The Genus Rosa. Vol. I-II
- Publisher : John Murray
- Published In : London
- Illustrations : 132 fine col plates, 15 uncolored plates, 68 full-page illustrations
Description:
First edition, issued in parts between 1910 and 1914. With 132 fine chromolithographic plates after watercolours by Alfred Parsons, R.A. The Latin and English descriptions of the species concerned are mostly by the Kew botanist John Gilbert Baker. Ellen Ann Willmott (1858-1934), was a noted English horticulturist who at one time employed 85 gardners at her home in Warley Place, Essex. She was deeply interested in plant hunting, helping to finance expeditions to China and to the Middle East. She was among the first sixty recipients (only two of them women) of the Victoria medal of honour (1897), and one of the first women to be elected a fellow of the Linnean Society (1905). The Société d'acclimatation de France awarded her the grande médaille Geoffroi St Hilaire in 1912, while in 1924 she received the Dean Hole medal from the National Rose Society. Her landmark study, The Genus Rosa, supplanted the works of Lindley and Redouté as the most complete and scientifically accurate monograph on roses. (ODNB)
"The first great colour-printed flower book of the twentieth century ... It still stands unrivalled, both as an account of the species and as a source of illustrations of wild roses" (M. Rix, Art of the Botanist p. 215)

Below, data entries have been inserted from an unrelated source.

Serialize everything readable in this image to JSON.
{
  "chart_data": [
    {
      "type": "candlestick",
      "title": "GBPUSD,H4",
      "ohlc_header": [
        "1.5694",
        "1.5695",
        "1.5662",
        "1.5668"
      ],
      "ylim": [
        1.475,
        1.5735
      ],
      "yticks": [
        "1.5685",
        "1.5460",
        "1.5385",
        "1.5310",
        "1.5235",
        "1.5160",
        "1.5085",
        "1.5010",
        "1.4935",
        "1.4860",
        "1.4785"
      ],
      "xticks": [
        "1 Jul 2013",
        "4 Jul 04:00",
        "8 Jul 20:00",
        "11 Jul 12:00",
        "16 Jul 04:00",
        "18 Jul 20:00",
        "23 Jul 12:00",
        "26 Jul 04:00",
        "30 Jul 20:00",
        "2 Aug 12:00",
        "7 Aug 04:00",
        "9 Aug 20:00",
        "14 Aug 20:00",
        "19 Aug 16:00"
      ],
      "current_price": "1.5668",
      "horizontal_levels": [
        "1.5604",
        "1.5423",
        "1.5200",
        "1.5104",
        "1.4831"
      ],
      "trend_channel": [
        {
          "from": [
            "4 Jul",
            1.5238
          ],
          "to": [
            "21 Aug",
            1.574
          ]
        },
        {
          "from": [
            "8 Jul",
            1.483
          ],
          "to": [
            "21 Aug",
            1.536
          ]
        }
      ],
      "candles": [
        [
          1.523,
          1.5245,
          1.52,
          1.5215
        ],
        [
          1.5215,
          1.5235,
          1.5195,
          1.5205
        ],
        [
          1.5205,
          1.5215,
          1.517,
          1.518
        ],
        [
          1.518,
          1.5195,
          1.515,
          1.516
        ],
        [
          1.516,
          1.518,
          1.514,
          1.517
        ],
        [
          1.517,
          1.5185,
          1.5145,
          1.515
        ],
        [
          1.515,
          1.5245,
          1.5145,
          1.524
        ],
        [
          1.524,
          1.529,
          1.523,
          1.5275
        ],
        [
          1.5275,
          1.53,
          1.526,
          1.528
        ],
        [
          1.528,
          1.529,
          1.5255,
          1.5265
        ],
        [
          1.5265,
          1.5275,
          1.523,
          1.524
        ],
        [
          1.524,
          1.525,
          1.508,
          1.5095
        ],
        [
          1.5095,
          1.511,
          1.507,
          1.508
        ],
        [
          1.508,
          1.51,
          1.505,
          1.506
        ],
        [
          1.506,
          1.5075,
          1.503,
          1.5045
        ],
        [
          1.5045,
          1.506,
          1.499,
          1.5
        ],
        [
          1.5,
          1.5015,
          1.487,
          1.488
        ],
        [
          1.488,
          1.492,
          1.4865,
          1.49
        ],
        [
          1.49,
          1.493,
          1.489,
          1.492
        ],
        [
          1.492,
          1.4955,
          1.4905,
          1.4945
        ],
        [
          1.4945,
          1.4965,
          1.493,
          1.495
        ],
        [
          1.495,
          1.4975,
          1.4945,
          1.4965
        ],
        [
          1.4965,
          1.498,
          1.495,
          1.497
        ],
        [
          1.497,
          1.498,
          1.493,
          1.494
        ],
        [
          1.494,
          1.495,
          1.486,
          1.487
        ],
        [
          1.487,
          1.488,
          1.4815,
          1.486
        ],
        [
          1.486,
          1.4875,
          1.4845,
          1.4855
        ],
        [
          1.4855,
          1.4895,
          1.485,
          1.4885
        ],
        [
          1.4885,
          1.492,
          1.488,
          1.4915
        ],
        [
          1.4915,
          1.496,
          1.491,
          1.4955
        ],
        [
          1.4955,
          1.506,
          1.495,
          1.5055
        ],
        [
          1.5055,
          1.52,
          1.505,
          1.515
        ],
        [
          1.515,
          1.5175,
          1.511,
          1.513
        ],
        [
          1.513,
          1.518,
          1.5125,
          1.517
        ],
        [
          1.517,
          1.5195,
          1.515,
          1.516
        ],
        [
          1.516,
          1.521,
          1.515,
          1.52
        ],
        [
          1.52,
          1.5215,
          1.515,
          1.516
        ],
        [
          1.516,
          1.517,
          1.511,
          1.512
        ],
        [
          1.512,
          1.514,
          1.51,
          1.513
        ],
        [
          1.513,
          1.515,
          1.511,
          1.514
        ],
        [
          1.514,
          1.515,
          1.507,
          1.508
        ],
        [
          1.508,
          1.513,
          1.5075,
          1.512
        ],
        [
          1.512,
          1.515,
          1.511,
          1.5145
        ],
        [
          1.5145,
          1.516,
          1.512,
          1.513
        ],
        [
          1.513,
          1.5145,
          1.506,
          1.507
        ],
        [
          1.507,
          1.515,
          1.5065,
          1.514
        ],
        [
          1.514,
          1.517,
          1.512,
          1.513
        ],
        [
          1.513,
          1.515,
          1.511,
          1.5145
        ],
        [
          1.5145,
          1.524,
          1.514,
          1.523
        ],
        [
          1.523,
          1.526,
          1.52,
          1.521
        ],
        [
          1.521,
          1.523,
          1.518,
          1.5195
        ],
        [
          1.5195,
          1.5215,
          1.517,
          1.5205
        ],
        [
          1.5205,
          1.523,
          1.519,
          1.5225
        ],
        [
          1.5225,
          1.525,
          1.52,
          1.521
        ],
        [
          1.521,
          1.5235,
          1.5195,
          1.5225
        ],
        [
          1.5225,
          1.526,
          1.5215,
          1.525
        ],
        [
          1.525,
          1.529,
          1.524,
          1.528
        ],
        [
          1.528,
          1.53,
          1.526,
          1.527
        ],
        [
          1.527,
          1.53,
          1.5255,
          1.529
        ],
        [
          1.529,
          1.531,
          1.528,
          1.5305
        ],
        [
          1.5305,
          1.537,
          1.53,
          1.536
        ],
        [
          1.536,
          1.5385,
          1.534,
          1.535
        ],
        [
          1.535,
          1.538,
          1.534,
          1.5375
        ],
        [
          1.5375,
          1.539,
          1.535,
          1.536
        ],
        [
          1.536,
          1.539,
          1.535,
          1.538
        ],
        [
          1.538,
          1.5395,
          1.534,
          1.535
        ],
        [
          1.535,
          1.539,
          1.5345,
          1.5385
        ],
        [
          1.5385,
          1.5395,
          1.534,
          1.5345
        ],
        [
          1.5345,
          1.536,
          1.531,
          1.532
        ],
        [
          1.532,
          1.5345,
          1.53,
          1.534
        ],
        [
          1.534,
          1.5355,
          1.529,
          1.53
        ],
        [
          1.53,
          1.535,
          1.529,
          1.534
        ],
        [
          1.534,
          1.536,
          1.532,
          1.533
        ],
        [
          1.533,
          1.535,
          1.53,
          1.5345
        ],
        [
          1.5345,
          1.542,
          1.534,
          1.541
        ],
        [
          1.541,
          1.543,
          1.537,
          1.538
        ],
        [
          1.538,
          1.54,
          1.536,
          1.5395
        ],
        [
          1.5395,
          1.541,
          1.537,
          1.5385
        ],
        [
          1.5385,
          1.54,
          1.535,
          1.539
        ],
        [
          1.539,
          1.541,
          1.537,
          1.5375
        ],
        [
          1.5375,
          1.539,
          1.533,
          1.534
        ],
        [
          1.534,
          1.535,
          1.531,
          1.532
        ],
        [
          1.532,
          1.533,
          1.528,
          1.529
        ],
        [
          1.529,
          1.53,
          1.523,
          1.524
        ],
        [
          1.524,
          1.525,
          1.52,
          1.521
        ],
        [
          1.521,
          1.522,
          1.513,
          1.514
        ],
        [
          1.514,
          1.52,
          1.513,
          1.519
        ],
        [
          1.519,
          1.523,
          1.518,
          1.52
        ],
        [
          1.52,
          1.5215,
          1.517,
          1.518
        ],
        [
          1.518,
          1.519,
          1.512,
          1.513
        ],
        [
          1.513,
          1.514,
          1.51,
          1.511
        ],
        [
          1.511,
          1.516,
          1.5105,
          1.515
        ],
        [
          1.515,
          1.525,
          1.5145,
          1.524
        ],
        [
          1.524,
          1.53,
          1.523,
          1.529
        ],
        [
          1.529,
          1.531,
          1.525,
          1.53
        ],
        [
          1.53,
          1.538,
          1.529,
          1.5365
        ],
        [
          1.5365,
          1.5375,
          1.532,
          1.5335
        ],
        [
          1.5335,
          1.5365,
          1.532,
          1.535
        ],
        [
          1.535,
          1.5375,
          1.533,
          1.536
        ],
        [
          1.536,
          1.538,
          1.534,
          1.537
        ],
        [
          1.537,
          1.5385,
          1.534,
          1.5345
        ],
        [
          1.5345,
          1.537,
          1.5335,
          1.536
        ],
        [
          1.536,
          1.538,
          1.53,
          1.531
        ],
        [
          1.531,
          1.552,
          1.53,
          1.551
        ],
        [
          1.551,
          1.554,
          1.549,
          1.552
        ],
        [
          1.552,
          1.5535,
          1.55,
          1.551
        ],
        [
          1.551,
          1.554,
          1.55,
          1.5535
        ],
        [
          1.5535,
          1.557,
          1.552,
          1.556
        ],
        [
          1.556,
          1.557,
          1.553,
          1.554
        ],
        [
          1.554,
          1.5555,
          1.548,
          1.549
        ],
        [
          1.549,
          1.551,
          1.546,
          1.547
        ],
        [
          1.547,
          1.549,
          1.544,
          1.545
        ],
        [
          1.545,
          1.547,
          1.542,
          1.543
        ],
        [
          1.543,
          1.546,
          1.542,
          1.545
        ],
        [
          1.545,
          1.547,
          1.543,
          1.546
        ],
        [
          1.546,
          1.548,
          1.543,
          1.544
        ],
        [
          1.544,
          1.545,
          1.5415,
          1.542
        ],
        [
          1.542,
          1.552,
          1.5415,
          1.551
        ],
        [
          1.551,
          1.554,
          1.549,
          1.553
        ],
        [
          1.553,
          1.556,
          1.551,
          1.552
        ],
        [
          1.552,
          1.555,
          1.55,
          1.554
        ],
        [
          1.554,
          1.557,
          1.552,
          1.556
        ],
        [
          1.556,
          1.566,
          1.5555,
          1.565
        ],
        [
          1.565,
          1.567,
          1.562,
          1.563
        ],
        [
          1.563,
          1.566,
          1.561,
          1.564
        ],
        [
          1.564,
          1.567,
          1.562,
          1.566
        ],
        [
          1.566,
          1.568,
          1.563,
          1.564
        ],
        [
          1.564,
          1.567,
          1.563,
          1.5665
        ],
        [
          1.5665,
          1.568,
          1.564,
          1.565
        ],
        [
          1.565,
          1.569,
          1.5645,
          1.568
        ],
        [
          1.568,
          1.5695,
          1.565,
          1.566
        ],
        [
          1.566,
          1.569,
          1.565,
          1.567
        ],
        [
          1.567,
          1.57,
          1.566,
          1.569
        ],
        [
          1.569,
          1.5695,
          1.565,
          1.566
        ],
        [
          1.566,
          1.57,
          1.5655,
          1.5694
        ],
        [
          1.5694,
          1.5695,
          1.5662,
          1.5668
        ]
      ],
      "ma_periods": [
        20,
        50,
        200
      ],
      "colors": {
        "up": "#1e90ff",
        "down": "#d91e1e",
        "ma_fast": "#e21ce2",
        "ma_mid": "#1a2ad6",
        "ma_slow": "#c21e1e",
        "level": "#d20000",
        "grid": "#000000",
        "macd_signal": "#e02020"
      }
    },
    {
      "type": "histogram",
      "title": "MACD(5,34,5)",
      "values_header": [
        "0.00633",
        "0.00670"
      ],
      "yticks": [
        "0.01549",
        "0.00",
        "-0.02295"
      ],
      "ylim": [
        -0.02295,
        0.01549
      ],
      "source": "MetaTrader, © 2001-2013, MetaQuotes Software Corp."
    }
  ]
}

Nissen BBI, 2166; Stafleu & Cowan, 17.875.
Condition
2 vols, large-4to (375x280mm), orig. publisher's morocco-backed boards, rubbed/slightly worn, small, faint stain to one front board, gt title to spine, teg, others uncut (a few pages slightly frayed at outer margin); hinges cracked but firm; title-page to Vol. I partly detached. 'Instructions to Binder' (on pink paper) and interim half-title/title to Vol. I bound at rear. Orig. printed part wrappers bound at rear of each volume. Contents clean with fine colour plates.